Primary sclerosing cholangitis (PSC) is a chronic cholestatic liver disease frequently associated with inflammatory bowel disease (IBD). While PSC with IBD is recognized as a distinct entity, comparative outcomes of PSC with IBD versus PSC alone remain uncertain. This systematic review and meta-analysis aimed to compare clinical outcomes in patients with PSC with and without comorbid IBD.

Methods

We conducted a systematic review and meta-analysis following PRISMA and MOOSE guidelines. MEDLINE, PubMed, Embase, Scopus, and CENTRAL were searched to October 2025. Eligible studies included adults with PSC stratified by IBD status, reporting risk of all-cause mortality or liver transplant, malignancy, graft survival, or recurrent PSC. Hazard ratios (HRs) with 95% confidence intervals (CIs) were pooled using random-effects models.

Results

Twenty-six studies involving 23,837 patients (16,502 PSC-IBD; 7,335 PSC only) were included.
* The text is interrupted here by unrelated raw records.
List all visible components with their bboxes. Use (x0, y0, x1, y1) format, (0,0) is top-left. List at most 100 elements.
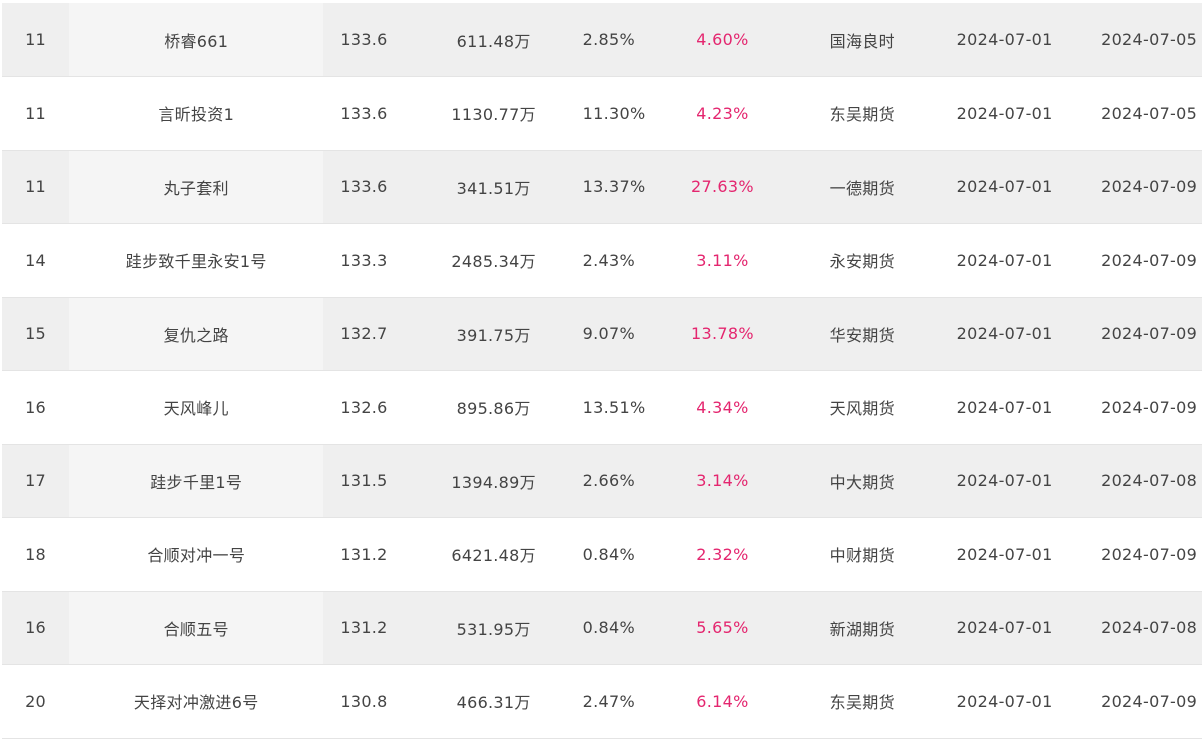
end-date-cell: 2024-07-09 (1096, 517, 1202, 592)
score-cell: 131.2 (323, 517, 405, 592)
broker-cell: 华安期货 (811, 297, 914, 371)
return-cell: 6.14% (633, 664, 812, 739)
broker-cell: 中大期货 (811, 444, 914, 518)
drawdown-cell: 11.30% (582, 76, 645, 151)
drawdown-cell: 2.43% (582, 223, 635, 298)
broker-cell: 东吴期货 (811, 664, 914, 739)
product-name-cell: 天风峰儿 (69, 370, 324, 445)
product-name-cell: 合顺五号 (69, 591, 324, 665)
table-row[interactable]: 15 复仇之路 132.7 391.75万 9.07% 13.78% 华安期货 … (2, 297, 1202, 371)
start-date-cell: 2024-07-01 (913, 370, 1097, 445)
rank-cell: 18 (2, 517, 70, 592)
return-cell: 13.78% (633, 297, 812, 371)
drawdown-cell: 0.84% (582, 591, 635, 665)
rank-cell: 15 (2, 297, 70, 371)
drawdown-cell: 2.85% (582, 3, 635, 77)
ranking-table: 11 桥睿661 133.6 611.48万 2.85% 4.60% 国海良时 … (2, 3, 1202, 739)
scale-cell: 341.51万 (404, 150, 583, 224)
broker-cell: 国海良时 (811, 3, 914, 77)
scale-cell: 1130.77万 (404, 76, 583, 151)
scale-cell: 895.86万 (404, 370, 583, 445)
return-cell: 4.34% (633, 370, 812, 445)
start-date-cell: 2024-07-01 (913, 297, 1097, 371)
rank-cell: 14 (2, 223, 70, 298)
score-cell: 132.7 (323, 297, 405, 371)
drawdown-cell: 0.84% (582, 517, 635, 592)
end-date-cell: 2024-07-09 (1096, 370, 1202, 445)
rank-cell: 16 (2, 591, 70, 665)
end-date-cell: 2024-07-09 (1096, 223, 1202, 298)
end-date-cell: 2024-07-05 (1096, 76, 1202, 151)
start-date-cell: 2024-07-01 (913, 76, 1097, 151)
product-name-cell: 跬步千里1号 (69, 444, 324, 518)
scale-cell: 466.31万 (404, 664, 583, 739)
start-date-cell: 2024-07-01 (913, 517, 1097, 592)
table-row[interactable]: 16 合顺五号 131.2 531.95万 0.84% 5.65% 新湖期货 2… (2, 591, 1202, 665)
end-date-cell: 2024-07-08 (1096, 591, 1202, 665)
rank-cell: 20 (2, 664, 70, 739)
broker-cell: 东吴期货 (811, 76, 914, 151)
return-cell: 4.23% (633, 76, 812, 151)
end-date-cell: 2024-07-05 (1096, 3, 1202, 77)
rank-cell: 16 (2, 370, 70, 445)
broker-cell: 新湖期货 (811, 591, 914, 665)
product-name-cell: 言昕投资1 (69, 76, 324, 151)
product-name-cell: 合顺对冲一号 (69, 517, 324, 592)
table-row[interactable]: 16 天风峰儿 132.6 895.86万 13.51% 4.34% 天风期货 … (2, 370, 1202, 445)
scale-cell: 391.75万 (404, 297, 583, 371)
scale-cell: 2485.34万 (404, 223, 583, 298)
product-name-cell: 复仇之路 (69, 297, 324, 371)
score-cell: 133.6 (323, 3, 405, 77)
start-date-cell: 2024-07-01 (913, 591, 1097, 665)
end-date-cell: 2024-07-09 (1096, 150, 1202, 224)
score-cell: 131.2 (323, 591, 405, 665)
rank-cell: 11 (2, 3, 70, 77)
score-cell: 132.6 (323, 370, 405, 445)
return-cell: 2.32% (633, 517, 812, 592)
start-date-cell: 2024-07-01 (913, 150, 1097, 224)
score-cell: 133.6 (323, 150, 405, 224)
scale-cell: 6421.48万 (404, 517, 583, 592)
table-row[interactable]: 18 合顺对冲一号 131.2 6421.48万 0.84% 2.32% 中财期… (2, 517, 1202, 592)
score-cell: 130.8 (323, 664, 405, 739)
broker-cell: 中财期货 (811, 517, 914, 592)
rank-cell: 11 (2, 76, 70, 151)
score-cell: 133.6 (323, 76, 405, 151)
return-cell: 5.65% (633, 591, 812, 665)
drawdown-cell: 13.51% (582, 370, 645, 445)
product-name-cell: 跬步致千里永安1号 (69, 223, 324, 298)
scale-cell: 611.48万 (404, 3, 583, 77)
drawdown-cell: 13.37% (582, 150, 645, 224)
product-name-cell: 桥睿661 (69, 3, 324, 77)
end-date-cell: 2024-07-09 (1096, 664, 1202, 739)
table-row[interactable]: 17 跬步千里1号 131.5 1394.89万 2.66% 3.14% 中大期… (2, 444, 1202, 518)
score-cell: 133.3 (323, 223, 405, 298)
end-date-cell: 2024-07-08 (1096, 444, 1202, 518)
scale-cell: 531.95万 (404, 591, 583, 665)
start-date-cell: 2024-07-01 (913, 223, 1097, 298)
return-cell: 27.63% (633, 150, 812, 224)
product-name-cell: 丸子套利 (69, 150, 324, 224)
end-date-cell: 2024-07-09 (1096, 297, 1202, 371)
table-row[interactable]: 11 丸子套利 133.6 341.51万 13.37% 27.63% 一德期货… (2, 150, 1202, 224)
drawdown-cell: 2.66% (582, 444, 635, 518)
table-row[interactable]: 14 跬步致千里永安1号 133.3 2485.34万 2.43% 3.11% … (2, 223, 1202, 298)
start-date-cell: 2024-07-01 (913, 664, 1097, 739)
return-cell: 3.14% (633, 444, 812, 518)
drawdown-cell: 9.07% (582, 297, 635, 371)
scale-cell: 1394.89万 (404, 444, 583, 518)
rank-cell: 11 (2, 150, 70, 224)
start-date-cell: 2024-07-01 (913, 444, 1097, 518)
broker-cell: 一德期货 (811, 150, 914, 224)
drawdown-cell: 2.47% (582, 664, 635, 739)
table-row[interactable]: 11 言昕投资1 133.6 1130.77万 11.30% 4.23% 东吴期… (2, 76, 1202, 151)
start-date-cell: 2024-07-01 (913, 3, 1097, 77)
rank-cell: 17 (2, 444, 70, 518)
product-name-cell: 天择对冲激进6号 (69, 664, 324, 739)
return-cell: 4.60% (633, 3, 812, 77)
score-cell: 131.5 (323, 444, 405, 518)
table-row[interactable]: 20 天择对冲激进6号 130.8 466.31万 2.47% 6.14% 东吴… (2, 664, 1202, 739)
broker-cell: 永安期货 (811, 223, 914, 298)
table-row[interactable]: 11 桥睿661 133.6 611.48万 2.85% 4.60% 国海良时 … (2, 3, 1202, 77)
broker-cell: 天风期货 (811, 370, 914, 445)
PSC-IBD was associated with a significant decrease in all-cause mortality or liver transplantation compared with PSC alone (HR 0.77, 95% CI, 0.62—0.97). Subgroup analysis showed that both PSC with Crohn’s disease (HR 0.67, 95% CI 0.54—0.84) or ulcerative colitis (HR 0.72, 95% CI 0.55—0.95) had a significantly lower risk of all-cause mortality or liver transplantation compared to PSC alone. Indeterminate colitis carried a higher risk compared with Crohn’s disease (HR 1.57, 95% CI 1.00—2.4). PSC-IBD was associated with increased risk of hepatopancreatobiliary cancer (HR 2.37, 95% CI 1.35—4.15). There was no significant difference in risk of recurrent PSC between PSC-IBD and PSC only.

Conclusion

PSC-IBD may be associated with a lower risk of all-cause mortality and liver transplant compared to PSC alone, although these findings should be interpreted cautiously given the limited number of studies for several outcomes. Further prospective studies are needed to refine risk stratification.